Suzuka 1990 : la pole de la discorde de Senna
Lassé des guerres intestines, Alain Prost se refait la cerise chez Ferrari. Il surclasse Nigel Mansell, le sosie de Tom Selleck. Tout n’est pas parfait pour Prost dans le monde de la Scuderia, mais on est à des années-lumière des tensions de l’année précédente. De son côté, Ayrton Senna n’a toujours pas digéré. Il attend froidement sa vengeance, et le destin voudra qu’elle ait lieu sur le même bitume que le premier acte. Blessé dans son orgueil, forcé à faire des excuses publiques, il arrive au Japon avec sa rage et 9 points d’avance sur le Français. Prost est dans l’obligation de remporter la course pour conserver un espoir de titre.
La tension monte assez rapidement sur un sujet déjà sensible depuis 2 ans pour Senna : la position de la pole. Placé du côté « sale » de la piste, il la met en cause pour ses 2 précédents départs ratés ici. Il demande donc qu’elle soit changée de côté. On lui dit que ça sera fait. Senna envoie donc sa meilleure perf et arrache la pole. Prost est second.
Mais le dimanche matin, au brief des pilotes, douche froide pour le Brésilien. La pole position ne sera pas changée de place : le président de la FIA, Jean-Marie Balestre en a décidé ainsi.

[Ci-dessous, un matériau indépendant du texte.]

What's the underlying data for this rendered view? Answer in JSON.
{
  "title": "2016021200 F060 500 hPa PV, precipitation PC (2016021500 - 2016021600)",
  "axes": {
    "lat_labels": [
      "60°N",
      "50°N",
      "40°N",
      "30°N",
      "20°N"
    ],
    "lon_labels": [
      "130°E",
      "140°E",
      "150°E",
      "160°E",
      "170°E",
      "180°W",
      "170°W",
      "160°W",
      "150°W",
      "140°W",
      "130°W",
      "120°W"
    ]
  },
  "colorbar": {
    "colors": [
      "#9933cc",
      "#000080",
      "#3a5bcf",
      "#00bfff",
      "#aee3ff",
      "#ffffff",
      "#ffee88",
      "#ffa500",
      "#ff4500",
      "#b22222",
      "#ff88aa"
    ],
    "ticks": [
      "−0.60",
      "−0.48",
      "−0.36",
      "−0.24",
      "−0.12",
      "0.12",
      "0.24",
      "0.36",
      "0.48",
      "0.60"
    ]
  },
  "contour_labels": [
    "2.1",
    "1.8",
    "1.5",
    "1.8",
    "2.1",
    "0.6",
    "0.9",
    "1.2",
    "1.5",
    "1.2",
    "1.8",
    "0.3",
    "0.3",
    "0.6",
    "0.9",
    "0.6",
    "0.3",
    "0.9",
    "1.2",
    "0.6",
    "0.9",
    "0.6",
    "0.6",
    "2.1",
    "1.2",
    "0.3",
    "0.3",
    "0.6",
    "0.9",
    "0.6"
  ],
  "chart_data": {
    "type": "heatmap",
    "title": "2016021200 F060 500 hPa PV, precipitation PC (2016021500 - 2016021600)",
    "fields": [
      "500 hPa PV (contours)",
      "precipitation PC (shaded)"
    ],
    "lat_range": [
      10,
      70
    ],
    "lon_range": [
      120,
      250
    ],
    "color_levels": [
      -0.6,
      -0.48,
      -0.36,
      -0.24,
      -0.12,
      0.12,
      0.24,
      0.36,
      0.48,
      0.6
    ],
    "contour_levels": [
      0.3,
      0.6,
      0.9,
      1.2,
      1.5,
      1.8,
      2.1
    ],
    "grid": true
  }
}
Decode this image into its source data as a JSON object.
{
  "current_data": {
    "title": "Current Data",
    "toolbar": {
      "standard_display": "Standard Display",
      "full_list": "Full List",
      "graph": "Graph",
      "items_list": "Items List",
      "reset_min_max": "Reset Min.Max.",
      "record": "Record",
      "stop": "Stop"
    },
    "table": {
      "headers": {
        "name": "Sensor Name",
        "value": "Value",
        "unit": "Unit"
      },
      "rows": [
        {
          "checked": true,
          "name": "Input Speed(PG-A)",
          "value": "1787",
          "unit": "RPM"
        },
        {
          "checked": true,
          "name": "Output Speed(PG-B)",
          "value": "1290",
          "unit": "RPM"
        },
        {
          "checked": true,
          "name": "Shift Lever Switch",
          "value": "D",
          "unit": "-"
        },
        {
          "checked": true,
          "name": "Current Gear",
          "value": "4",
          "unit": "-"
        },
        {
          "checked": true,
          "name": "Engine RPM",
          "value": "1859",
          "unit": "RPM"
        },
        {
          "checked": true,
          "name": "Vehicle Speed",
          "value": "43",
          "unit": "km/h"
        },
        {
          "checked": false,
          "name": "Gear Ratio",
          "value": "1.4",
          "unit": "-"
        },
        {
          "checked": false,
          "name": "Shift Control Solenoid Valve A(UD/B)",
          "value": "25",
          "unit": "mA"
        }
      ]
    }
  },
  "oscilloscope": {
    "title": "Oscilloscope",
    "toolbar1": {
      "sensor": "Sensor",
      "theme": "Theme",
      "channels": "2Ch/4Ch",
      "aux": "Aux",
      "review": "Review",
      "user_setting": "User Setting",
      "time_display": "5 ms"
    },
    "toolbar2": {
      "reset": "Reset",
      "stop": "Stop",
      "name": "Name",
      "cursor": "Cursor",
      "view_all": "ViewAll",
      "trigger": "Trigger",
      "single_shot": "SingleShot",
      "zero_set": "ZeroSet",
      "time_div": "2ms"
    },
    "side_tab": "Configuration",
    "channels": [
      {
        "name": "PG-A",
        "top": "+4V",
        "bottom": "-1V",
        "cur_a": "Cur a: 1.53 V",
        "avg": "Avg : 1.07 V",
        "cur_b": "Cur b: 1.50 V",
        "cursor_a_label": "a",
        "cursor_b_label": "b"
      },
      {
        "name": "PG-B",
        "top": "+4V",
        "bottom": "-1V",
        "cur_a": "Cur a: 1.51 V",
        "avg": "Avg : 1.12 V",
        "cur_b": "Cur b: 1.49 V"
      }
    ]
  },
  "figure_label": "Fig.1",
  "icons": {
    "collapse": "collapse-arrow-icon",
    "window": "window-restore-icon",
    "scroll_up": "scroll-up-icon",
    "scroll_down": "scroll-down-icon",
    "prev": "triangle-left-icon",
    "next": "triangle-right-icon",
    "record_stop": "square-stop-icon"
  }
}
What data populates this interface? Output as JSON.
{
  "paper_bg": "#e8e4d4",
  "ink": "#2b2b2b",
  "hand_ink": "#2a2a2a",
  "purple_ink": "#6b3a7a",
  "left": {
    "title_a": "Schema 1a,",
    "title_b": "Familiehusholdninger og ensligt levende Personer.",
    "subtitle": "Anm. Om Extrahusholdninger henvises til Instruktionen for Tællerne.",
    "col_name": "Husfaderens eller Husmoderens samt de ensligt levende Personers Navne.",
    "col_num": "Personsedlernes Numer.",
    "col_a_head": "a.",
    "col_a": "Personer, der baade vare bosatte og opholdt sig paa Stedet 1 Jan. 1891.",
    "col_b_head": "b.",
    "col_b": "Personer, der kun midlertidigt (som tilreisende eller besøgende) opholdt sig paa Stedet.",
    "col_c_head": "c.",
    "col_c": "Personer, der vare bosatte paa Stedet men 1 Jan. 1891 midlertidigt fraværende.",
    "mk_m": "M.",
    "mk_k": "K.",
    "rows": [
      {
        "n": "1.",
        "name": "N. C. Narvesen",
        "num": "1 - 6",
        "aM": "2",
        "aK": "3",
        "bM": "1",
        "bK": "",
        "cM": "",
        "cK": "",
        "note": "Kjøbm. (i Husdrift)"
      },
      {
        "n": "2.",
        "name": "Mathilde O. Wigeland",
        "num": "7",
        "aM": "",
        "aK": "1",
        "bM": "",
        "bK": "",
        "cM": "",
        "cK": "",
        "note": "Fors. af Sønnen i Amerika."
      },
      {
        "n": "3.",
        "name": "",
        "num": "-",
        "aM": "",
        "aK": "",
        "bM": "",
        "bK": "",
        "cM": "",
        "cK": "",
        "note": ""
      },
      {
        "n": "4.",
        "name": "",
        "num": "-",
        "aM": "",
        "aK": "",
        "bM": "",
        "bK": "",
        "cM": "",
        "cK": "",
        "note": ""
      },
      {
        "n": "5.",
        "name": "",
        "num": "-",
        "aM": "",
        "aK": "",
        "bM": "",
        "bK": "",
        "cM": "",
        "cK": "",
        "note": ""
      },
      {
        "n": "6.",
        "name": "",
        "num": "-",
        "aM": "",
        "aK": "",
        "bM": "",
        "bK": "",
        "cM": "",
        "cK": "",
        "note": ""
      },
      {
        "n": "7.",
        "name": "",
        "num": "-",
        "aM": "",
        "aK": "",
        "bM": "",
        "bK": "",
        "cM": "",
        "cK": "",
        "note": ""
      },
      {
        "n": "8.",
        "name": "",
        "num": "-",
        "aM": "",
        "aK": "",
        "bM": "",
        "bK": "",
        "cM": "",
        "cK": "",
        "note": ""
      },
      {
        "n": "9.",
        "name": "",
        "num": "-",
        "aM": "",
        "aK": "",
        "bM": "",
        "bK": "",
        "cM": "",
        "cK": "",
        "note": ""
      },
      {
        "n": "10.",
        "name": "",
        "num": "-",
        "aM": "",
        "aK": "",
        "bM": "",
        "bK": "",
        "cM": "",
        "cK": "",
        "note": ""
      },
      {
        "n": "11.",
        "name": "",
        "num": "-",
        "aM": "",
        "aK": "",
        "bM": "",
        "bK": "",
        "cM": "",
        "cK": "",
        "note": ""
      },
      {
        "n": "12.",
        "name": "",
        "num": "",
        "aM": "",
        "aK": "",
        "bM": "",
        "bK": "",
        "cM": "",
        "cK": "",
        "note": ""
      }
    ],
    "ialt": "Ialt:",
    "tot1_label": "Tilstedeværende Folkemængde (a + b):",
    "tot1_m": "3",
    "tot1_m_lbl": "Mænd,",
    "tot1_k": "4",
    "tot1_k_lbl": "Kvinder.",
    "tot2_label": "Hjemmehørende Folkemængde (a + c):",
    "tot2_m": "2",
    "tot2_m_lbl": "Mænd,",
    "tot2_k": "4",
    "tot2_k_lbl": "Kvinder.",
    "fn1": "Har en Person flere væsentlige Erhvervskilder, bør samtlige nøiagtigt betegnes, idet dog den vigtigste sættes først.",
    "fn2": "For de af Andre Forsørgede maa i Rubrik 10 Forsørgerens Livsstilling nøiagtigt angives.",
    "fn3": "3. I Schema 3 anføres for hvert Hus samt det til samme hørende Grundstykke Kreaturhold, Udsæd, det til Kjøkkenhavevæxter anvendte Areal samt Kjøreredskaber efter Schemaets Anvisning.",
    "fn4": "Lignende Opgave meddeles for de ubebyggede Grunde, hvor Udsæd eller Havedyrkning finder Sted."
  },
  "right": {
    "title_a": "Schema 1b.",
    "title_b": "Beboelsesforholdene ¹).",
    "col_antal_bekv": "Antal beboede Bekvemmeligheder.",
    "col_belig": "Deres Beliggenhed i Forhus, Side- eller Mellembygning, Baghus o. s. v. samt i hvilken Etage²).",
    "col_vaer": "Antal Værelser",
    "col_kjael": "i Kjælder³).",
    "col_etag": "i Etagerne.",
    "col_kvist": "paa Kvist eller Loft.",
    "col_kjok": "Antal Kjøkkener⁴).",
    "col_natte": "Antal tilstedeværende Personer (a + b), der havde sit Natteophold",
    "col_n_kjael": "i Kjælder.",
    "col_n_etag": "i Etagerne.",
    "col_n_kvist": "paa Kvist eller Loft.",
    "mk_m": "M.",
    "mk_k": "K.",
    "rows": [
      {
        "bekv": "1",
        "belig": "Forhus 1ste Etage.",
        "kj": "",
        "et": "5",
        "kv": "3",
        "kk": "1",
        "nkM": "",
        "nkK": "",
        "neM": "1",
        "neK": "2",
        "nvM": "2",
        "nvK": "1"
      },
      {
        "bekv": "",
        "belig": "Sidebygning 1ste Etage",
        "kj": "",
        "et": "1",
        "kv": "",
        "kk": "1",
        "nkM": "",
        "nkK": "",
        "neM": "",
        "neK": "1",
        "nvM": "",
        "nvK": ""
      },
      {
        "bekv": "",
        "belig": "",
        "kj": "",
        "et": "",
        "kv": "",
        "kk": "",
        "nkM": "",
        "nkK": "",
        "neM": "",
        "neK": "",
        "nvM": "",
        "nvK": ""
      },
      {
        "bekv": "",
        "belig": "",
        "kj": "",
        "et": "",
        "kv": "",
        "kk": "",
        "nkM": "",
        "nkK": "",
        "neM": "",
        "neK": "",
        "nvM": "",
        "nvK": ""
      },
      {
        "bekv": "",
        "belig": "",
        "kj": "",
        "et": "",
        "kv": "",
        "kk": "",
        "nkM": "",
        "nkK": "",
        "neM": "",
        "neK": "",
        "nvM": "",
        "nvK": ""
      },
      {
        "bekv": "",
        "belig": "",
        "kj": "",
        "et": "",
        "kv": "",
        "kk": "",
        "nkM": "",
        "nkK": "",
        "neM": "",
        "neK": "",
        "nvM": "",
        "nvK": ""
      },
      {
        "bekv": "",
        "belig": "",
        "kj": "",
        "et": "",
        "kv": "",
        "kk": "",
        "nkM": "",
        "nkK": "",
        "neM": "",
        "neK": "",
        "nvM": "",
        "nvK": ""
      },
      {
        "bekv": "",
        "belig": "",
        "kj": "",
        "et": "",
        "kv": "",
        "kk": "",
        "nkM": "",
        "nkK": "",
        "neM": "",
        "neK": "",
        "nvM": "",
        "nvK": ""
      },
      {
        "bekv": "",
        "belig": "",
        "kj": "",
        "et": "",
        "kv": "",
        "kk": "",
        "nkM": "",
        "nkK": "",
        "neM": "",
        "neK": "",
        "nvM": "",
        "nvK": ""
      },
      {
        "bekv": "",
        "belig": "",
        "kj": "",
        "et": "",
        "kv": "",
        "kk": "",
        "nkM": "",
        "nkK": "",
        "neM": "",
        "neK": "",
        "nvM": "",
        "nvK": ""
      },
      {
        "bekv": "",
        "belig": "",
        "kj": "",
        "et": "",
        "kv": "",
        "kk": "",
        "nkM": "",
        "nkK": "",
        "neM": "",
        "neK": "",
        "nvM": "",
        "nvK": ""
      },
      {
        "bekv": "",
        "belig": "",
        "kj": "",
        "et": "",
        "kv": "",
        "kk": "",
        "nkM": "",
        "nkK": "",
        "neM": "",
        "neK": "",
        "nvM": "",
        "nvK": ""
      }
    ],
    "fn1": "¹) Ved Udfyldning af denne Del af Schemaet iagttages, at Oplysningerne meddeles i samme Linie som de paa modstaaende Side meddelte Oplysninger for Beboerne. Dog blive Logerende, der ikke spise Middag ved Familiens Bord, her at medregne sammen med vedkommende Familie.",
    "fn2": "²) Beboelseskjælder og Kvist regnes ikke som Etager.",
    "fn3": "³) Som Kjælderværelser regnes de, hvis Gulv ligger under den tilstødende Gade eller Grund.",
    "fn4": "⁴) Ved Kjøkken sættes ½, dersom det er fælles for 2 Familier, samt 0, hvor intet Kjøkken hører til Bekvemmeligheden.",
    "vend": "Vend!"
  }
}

Ce même satané Français qui l’a disqualifié l’année précédente. Ce même qui a aussi accepté de changer la pole de place à Estoril, sur la demande de Prost ! Autant vous dire que Ayrton et tous ses fans ne voient ici qu’une machination de Balestre visant à favoriser son compatriote, comme l’année précédente.
8 secondes pour perdre, un art français
Un an plus tôt, Laurent Fignon avait perdu son tour de France pour 8 petites secondes. À croire que le destin est sournois, ça sera exactement la durée du Grand Prix de Prost. Mais aussi celui de Senna par ailleurs. Le Brésilien, dégoûté par le briefing du matin, ne va pas y aller par 4 chemins. Comme prévu, Prost s’envole et laisse Senna sur place. Le Français s’en va prendre son premier virage à droite, mais Senna n’en a plus rien à faire. Il ralentit à peine, se cale entre la Ferrari et le vibreur. Crash inévitable. Fin de la course pour les deux. Senna est champion du monde. Merci A+
De manière tout à fait étonnante, Alain Prost n’apprécie pas du tout la manœuvre.
Cet homme ne vaut rien. Il n’existe plus pour moi
Il n’existe peut-être plus, mais c’est bien grâce à cette manœuvre Mario Kartesque qu’il s’adjuge le Championnat du monde 1990. Avec la manière. Les hommes auront tout de même enterré la hache de guerre avant le décès du Brésilien, à Imola en 1994.